15.12 Penetrating Cardiac Trauma: A Ten-Year Experience at a Regional Trauma Center

J. A. Enriquez3, R. M. Clark1, B. B. Coffman2, S. W. Lu1, S. D. West1, M. Wang1, T. R. Howdieshell1  1University Of New Mexico HSC,Department Of Surgery,Albuquerque, NM, USA 2University Of New Mexico HSC,Department Of Pathology,Albuquerque, NM, USA 3University Of New Mexico HSC,School Of Medicine,Albuquerque, NM, USA

Introduction:
Penetrating cardiac trauma is a devastating injury associated with high morbidity and mortality. Modern imaging techniques such as ultrasound (Focused Assessment with Sonography for Trauma, FAST) and computed tomography (CT) have changed the way penetrating cardiac trauma patients are evaluated while operative methods have remained relatively unchanged. Rural trauma centers are uniquely poised to explore the natural history of these injuries including the likelihood of survival after prolonged prehospital transfer. 

Methods:
A retrospective review of a prospectively maintained comprehensive trauma database was conducted of all penetrating cardiac injuries treated at our center spanning a 10-year period.

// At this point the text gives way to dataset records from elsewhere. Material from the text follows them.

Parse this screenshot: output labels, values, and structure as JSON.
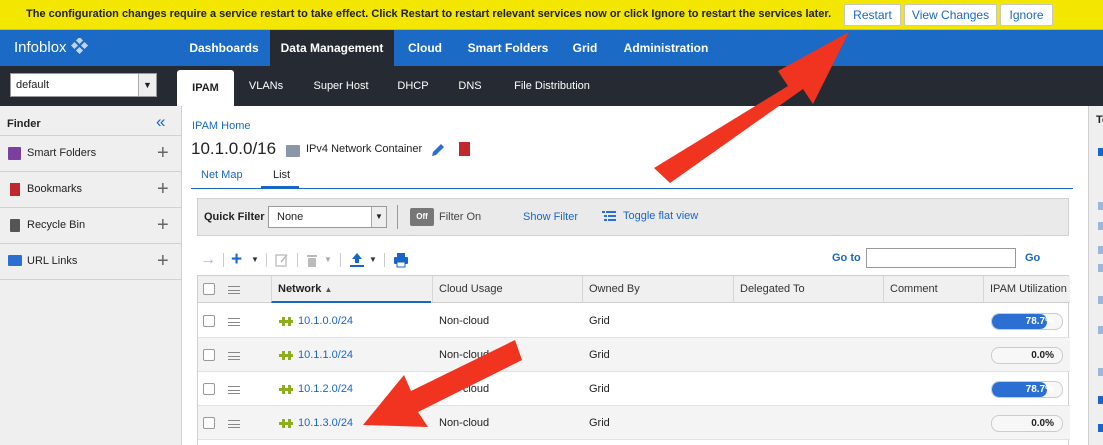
{
  "banner": {
    "message": "The configuration changes require a service restart to take effect. Click Restart to restart relevant services now or click Ignore to restart the services later.",
    "restart_label": "Restart",
    "view_changes_label": "View Changes",
    "ignore_label": "Ignore"
  },
  "brand": {
    "name": "Infoblox"
  },
  "nav": {
    "items": [
      {
        "label": "Dashboards"
      },
      {
        "label": "Data Management"
      },
      {
        "label": "Cloud"
      },
      {
        "label": "Smart Folders"
      },
      {
        "label": "Grid"
      },
      {
        "label": "Administration"
      }
    ],
    "active": "Data Management"
  },
  "network_view": {
    "value": "default"
  },
  "subnav": {
    "items": [
      {
        "label": "IPAM"
      },
      {
        "label": "VLANs"
      },
      {
        "label": "Super Host"
      },
      {
        "label": "DHCP"
      },
      {
        "label": "DNS"
      },
      {
        "label": "File Distribution"
      }
    ],
    "active": "IPAM"
  },
  "finder": {
    "title": "Finder",
    "items": [
      {
        "label": "Smart Folders"
      },
      {
        "label": "Bookmarks"
      },
      {
        "label": "Recycle Bin"
      },
      {
        "label": "URL Links"
      }
    ]
  },
  "main": {
    "breadcrumb": "IPAM Home",
    "title": "10.1.0.0/16",
    "type_label": "IPv4 Network Container",
    "tabs": [
      {
        "label": "Net Map"
      },
      {
        "label": "List"
      }
    ],
    "active_tab": "List"
  },
  "filter": {
    "quick_filter_label": "Quick Filter",
    "quick_filter_value": "None",
    "toggle_state": "Off",
    "filter_on_label": "Filter On",
    "show_filter_label": "Show Filter",
    "toggle_flat_view_label": "Toggle flat view"
  },
  "goto": {
    "label": "Go to",
    "button": "Go",
    "value": ""
  },
  "grid": {
    "columns": [
      "Network",
      "Cloud Usage",
      "Owned By",
      "Delegated To",
      "Comment",
      "IPAM Utilization"
    ],
    "sort_column": "Network",
    "rows": [
      {
        "network": "10.1.0.0/24",
        "cloud_usage": "Non-cloud",
        "owned_by": "Grid",
        "delegated_to": "",
        "comment": "",
        "utilization_label": "78.7%",
        "utilization": 78.7
      },
      {
        "network": "10.1.1.0/24",
        "cloud_usage": "Non-cloud",
        "owned_by": "Grid",
        "delegated_to": "",
        "comment": "",
        "utilization_label": "0.0%",
        "utilization": 0
      },
      {
        "network": "10.1.2.0/24",
        "cloud_usage": "Non-cloud",
        "owned_by": "Grid",
        "delegated_to": "",
        "comment": "",
        "utilization_label": "78.7%",
        "utilization": 78.7
      },
      {
        "network": "10.1.3.0/24",
        "cloud_usage": "Non-cloud",
        "owned_by": "Grid",
        "delegated_to": "",
        "comment": "",
        "utilization_label": "0.0%",
        "utilization": 0
      }
    ]
  },
  "right_panel": {
    "title": "To"
  },
  "colors": {
    "banner": "#f3e600",
    "nav": "#1a6ac6",
    "subnav": "#262b33",
    "link": "#1a66c8",
    "annotation_arrow": "#f0341f",
    "util_fill": "#2a6fd1"
  }
}
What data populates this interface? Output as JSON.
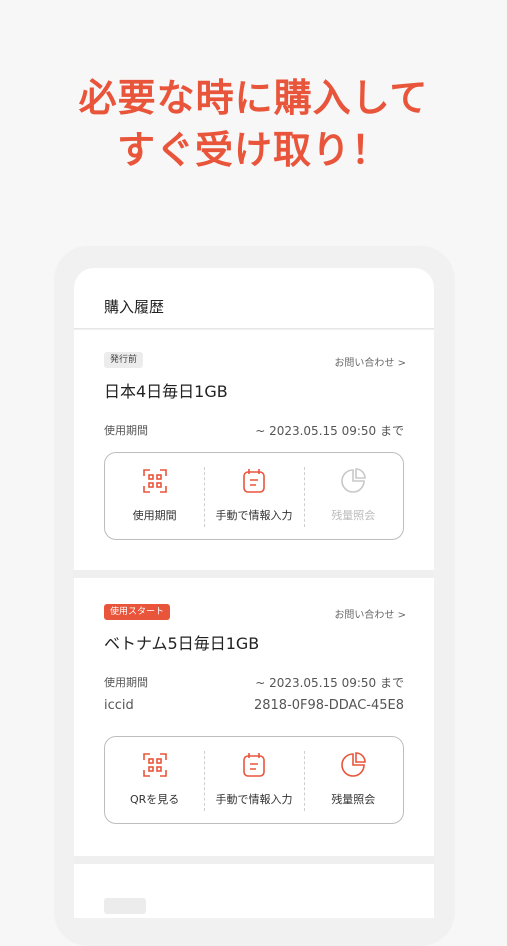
{
  "headline": {
    "line1": "必要な時に購入して",
    "line2": "すぐ受け取り！"
  },
  "header": {
    "title": "購入履歴"
  },
  "cards": [
    {
      "badge": "発行前",
      "contact": "お問い合わせ >",
      "plan": "日本4日毎日1GB",
      "period_label": "使用期間",
      "period_value": "~ 2023.05.15 09:50 まで",
      "actions": [
        {
          "label": "使用期間",
          "icon": "qr-code-icon",
          "enabled": true
        },
        {
          "label": "手動で情報入力",
          "icon": "calendar-icon",
          "enabled": true
        },
        {
          "label": "残量照会",
          "icon": "pie-chart-icon",
          "enabled": false
        }
      ]
    },
    {
      "badge": "使用スタート",
      "contact": "お問い合わせ >",
      "plan": "ベトナム5日毎日1GB",
      "period_label": "使用期間",
      "period_value": "~ 2023.05.15 09:50 まで",
      "iccid_label": "iccid",
      "iccid_value": "2818-0F98-DDAC-45E8",
      "actions": [
        {
          "label": "QRを見る",
          "icon": "qr-code-icon",
          "enabled": true
        },
        {
          "label": "手動で情報入力",
          "icon": "calendar-icon",
          "enabled": true
        },
        {
          "label": "残量照会",
          "icon": "pie-chart-icon",
          "enabled": true
        }
      ]
    }
  ],
  "colors": {
    "accent": "#e9553b",
    "disabled": "#c8c8c8"
  }
}
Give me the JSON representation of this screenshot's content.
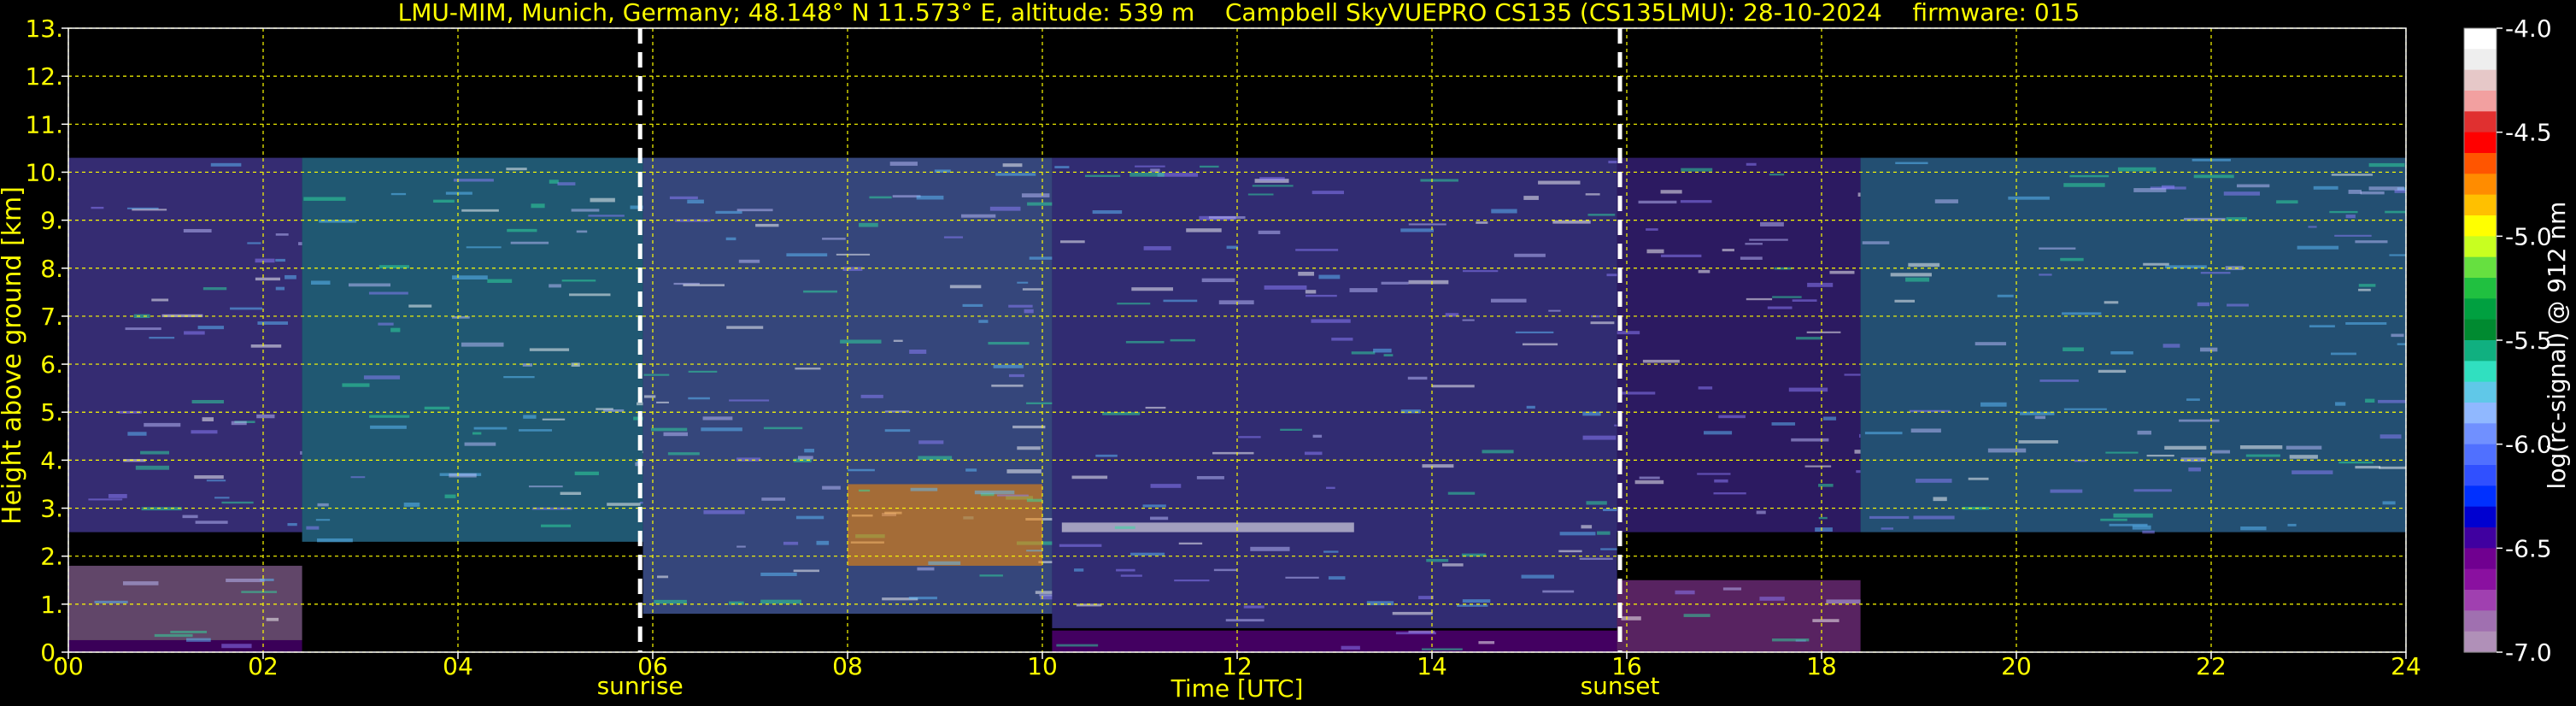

Medical records were abstracted to gather patient demographics, medical comorbidities, presentation, type and anatomic location of injury, trauma bay resuscitation, operative intervention and outcomes including survival and complications. Data were compiled using RedCap database software and descriptive statistics were generated. Comparisons were evaluated using either Chi square or Students t test analysis. 

Results:
During the study period, our center treated a total of 102 patients with penetrating cardiac injuries. Twenty-four percent of subjects were transferred from rural locations within the region with 95% of rural patients surviving to hospital discharge. Stab wounds accounted for 63% of injury mechanisms while 33% of patients had gunshot wounds (GSW). The majority of cardiac injuries resulted from wounding within the anatomic cardiac box (89%) with axillary (17%) and periclavicular (8%) wounds being less common. Fifty-two percent of patients underwent real-time FAST examination in the trauma resuscitation area with 49% of FAST scans demonstrating pericardial effusion and 24% of exams deemed negative for abnormality (false negative). CT was used in 21% of cases with cardiac injury (61%), hemothorax (39%) and mediastinal hemorrhage (22%) accounting for the most common radiographic findings. The majority (79%) of patients underwent operative intervention shortly after arrival to the trauma center including 11 emergency resuscitative thoracotomies (11%). Ultimately, 56% of subjects survived to hospital discharge. The vast majority of deaths occurred in the emergency department shortly after arrival. 

Conclusion:
The unique geographic arrangement of New Mexico provides an opportunity to understand the natural history of penetrating cardiac trauma and the effects of prehospital management on survival.  These data suggest that survival to presentation to a trauma center portends a high likelihood of survival to discharge for injured rural patients. Modern diagnostic techniques include ultrasound examination as well as advanced cross sectional modalities. These procedures demonstrated surprisingly low sensitivity for cardiac injury in our series.